Secure Shell is a consumer of the OpenSSL FIPS 140 module. Oracle Solaris provides a FIPS 140 option for the server side and the client side. To comply with FIPS 140 requirements, administrators should configure and use the FIPS 140 options.
FIPS mode, where Secure Shell uses the FIPS 140 mode of OpenSSL, is not the default. As the administrator, you must explicitly enable Secure Shell to run in FIPS 140 mode. You can invoke FIPS 140 mode with the command ssh -o "UseFIPS140 yes" remote-host. As an alternative, you can set a keyword in the configuration files.
Briefly, the implementation consists of the following:
The following FIPS 140-approved ciphers are available on the server and client side: aes128-cbc, aes192-cbc, and aes256-cbc.
3des-cbc is available by default on the client side, but it is not in the server-side cipher list because of potential security risks.
The following FIPS 140-approved Message Authentication Codes (MAC) are available:
hmac-sha1, hmac-sha1-96
hmac-sha2-256, hmac-sha2-256-96
hmac-sha2-512, hmac-sha2-512-96
Four server-client configurations are supported:
No FIPS 140 mode on either the client or server side
FIPS 140 mode on both the client and server side
FIPS 140 mode on the server side but no FIPS on the client side
No FIPS 140 mode on the server side but FIPS mode on the client side
The ssh-keygen command has an option to generate the user's private key in the PKCS #8 format that Secure Shell clients in FIPS mode require.
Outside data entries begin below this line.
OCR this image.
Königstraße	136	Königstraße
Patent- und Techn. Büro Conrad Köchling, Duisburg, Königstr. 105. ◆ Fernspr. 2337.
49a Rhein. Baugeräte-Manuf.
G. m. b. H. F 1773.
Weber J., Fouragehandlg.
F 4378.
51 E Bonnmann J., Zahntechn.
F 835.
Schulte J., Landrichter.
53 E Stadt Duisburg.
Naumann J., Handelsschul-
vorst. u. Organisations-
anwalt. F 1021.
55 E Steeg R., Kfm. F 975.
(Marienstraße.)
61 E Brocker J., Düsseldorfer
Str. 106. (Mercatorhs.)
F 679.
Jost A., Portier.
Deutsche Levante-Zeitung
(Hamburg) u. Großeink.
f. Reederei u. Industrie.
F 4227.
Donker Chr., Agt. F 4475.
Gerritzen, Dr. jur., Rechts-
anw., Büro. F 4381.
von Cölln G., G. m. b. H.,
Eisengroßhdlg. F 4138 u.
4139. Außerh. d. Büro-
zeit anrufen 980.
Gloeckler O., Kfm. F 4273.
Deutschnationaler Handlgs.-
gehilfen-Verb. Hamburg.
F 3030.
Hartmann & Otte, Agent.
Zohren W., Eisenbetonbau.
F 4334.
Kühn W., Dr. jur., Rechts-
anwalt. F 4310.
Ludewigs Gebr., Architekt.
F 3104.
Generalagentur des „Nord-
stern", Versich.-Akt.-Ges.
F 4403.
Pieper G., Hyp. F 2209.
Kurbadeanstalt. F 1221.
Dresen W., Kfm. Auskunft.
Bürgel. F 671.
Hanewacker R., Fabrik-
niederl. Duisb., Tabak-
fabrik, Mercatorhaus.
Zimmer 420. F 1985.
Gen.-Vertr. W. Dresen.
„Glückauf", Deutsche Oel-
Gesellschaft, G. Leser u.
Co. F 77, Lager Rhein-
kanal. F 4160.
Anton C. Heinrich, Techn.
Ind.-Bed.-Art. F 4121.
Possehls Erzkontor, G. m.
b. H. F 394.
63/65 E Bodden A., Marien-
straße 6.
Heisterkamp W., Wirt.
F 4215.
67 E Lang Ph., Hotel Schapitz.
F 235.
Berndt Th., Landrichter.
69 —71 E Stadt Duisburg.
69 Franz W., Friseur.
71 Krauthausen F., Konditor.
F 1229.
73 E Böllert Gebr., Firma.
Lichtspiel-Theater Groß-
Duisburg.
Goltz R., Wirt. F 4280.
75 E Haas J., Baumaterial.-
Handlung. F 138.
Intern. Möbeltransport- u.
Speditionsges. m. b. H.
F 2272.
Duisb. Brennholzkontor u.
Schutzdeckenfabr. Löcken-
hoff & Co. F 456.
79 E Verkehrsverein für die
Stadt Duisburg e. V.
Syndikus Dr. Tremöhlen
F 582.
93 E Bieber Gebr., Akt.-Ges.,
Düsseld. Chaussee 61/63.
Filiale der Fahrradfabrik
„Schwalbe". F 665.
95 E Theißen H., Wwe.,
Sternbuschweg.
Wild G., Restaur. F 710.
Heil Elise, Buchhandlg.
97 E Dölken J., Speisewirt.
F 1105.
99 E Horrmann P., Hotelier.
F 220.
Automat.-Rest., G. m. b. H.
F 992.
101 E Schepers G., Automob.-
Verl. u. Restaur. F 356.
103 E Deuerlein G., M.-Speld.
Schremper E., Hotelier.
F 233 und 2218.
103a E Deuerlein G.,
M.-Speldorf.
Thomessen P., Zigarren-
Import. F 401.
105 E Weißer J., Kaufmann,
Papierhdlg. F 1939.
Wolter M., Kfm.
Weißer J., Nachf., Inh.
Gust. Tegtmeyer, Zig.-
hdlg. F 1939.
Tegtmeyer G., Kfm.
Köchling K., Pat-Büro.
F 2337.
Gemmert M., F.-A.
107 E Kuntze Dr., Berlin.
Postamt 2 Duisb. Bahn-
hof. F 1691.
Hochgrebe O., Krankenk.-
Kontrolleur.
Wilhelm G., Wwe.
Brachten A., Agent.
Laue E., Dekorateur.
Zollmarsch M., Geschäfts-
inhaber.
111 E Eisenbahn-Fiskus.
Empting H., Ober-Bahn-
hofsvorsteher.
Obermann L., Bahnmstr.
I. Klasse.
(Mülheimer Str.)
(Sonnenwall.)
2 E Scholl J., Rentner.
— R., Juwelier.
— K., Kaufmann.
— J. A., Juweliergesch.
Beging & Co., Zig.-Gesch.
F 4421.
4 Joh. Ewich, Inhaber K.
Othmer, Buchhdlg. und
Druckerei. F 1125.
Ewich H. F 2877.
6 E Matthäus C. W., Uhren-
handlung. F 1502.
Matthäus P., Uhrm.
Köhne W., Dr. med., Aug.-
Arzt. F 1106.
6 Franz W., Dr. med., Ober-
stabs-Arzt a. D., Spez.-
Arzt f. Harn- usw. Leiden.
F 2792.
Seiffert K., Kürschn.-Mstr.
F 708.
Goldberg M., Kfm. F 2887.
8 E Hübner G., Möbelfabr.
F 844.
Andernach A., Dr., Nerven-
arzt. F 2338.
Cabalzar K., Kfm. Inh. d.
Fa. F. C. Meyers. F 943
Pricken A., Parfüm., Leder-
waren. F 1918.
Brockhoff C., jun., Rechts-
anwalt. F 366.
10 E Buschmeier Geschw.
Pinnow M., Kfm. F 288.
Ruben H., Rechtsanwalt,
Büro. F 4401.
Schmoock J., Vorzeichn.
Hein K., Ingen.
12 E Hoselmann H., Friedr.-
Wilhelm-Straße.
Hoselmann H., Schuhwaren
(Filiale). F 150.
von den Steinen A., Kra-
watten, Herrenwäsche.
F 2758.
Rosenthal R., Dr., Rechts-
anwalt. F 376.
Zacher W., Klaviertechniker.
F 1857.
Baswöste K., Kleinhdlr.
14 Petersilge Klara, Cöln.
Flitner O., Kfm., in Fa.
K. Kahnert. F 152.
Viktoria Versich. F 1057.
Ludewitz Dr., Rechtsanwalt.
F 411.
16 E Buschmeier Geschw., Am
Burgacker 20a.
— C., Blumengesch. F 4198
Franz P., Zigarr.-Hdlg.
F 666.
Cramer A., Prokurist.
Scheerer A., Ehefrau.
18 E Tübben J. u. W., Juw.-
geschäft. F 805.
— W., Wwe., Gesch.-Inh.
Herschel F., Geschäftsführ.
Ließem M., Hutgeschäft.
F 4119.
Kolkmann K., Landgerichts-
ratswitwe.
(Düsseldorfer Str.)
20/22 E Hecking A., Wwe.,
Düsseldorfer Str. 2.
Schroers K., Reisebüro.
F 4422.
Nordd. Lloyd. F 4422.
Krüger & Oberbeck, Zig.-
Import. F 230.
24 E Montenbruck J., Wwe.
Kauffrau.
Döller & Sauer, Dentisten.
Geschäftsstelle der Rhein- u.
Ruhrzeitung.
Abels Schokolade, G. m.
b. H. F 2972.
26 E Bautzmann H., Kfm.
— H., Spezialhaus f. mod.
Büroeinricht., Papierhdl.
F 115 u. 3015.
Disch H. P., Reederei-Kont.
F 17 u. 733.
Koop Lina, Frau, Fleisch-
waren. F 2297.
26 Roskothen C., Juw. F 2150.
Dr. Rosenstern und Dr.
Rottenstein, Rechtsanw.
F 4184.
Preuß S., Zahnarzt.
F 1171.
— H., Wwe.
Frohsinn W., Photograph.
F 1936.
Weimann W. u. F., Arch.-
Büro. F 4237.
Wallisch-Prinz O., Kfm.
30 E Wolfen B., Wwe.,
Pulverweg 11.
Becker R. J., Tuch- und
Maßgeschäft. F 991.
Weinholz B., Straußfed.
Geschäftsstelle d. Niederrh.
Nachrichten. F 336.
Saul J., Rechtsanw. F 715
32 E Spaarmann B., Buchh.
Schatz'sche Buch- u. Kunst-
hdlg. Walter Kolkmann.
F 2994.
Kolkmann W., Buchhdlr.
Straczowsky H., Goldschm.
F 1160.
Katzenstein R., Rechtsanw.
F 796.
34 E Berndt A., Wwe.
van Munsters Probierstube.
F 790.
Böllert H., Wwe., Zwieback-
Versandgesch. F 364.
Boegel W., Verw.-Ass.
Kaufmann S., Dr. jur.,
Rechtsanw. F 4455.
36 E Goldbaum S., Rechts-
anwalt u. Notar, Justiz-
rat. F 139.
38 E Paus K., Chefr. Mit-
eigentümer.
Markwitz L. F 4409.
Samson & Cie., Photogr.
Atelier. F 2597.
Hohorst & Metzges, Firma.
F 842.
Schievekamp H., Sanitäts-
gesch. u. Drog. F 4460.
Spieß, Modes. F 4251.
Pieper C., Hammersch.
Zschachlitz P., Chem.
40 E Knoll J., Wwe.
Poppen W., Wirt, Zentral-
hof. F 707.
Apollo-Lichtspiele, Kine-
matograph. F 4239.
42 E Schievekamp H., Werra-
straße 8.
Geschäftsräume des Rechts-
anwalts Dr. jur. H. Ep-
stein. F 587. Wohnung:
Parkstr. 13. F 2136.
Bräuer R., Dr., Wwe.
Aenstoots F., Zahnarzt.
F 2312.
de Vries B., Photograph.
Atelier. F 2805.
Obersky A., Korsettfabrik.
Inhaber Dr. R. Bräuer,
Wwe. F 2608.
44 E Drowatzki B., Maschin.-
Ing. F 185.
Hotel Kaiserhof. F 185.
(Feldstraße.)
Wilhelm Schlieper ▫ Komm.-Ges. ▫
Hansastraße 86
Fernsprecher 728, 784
For more information, see the ssh-keygen(1) man page.
For more information about FIPS 140, see Using a FIPS 140 Enabled System in Oracle Solaris 11.2 . See, also, the sshd(1M), sshd_config(4), ssh(1), and ssh_config(4) man pages.
When you use a Sun Crypto Accelerator 6000 card for Secure Shell operations, Secure Shell runs with FIPS 140 support at Level 3. Level 3 hardware is certified to resist physical tampering, use identity-based authentication, and isolate the interfaces that handle critical security parameters from the hardware's other interfaces.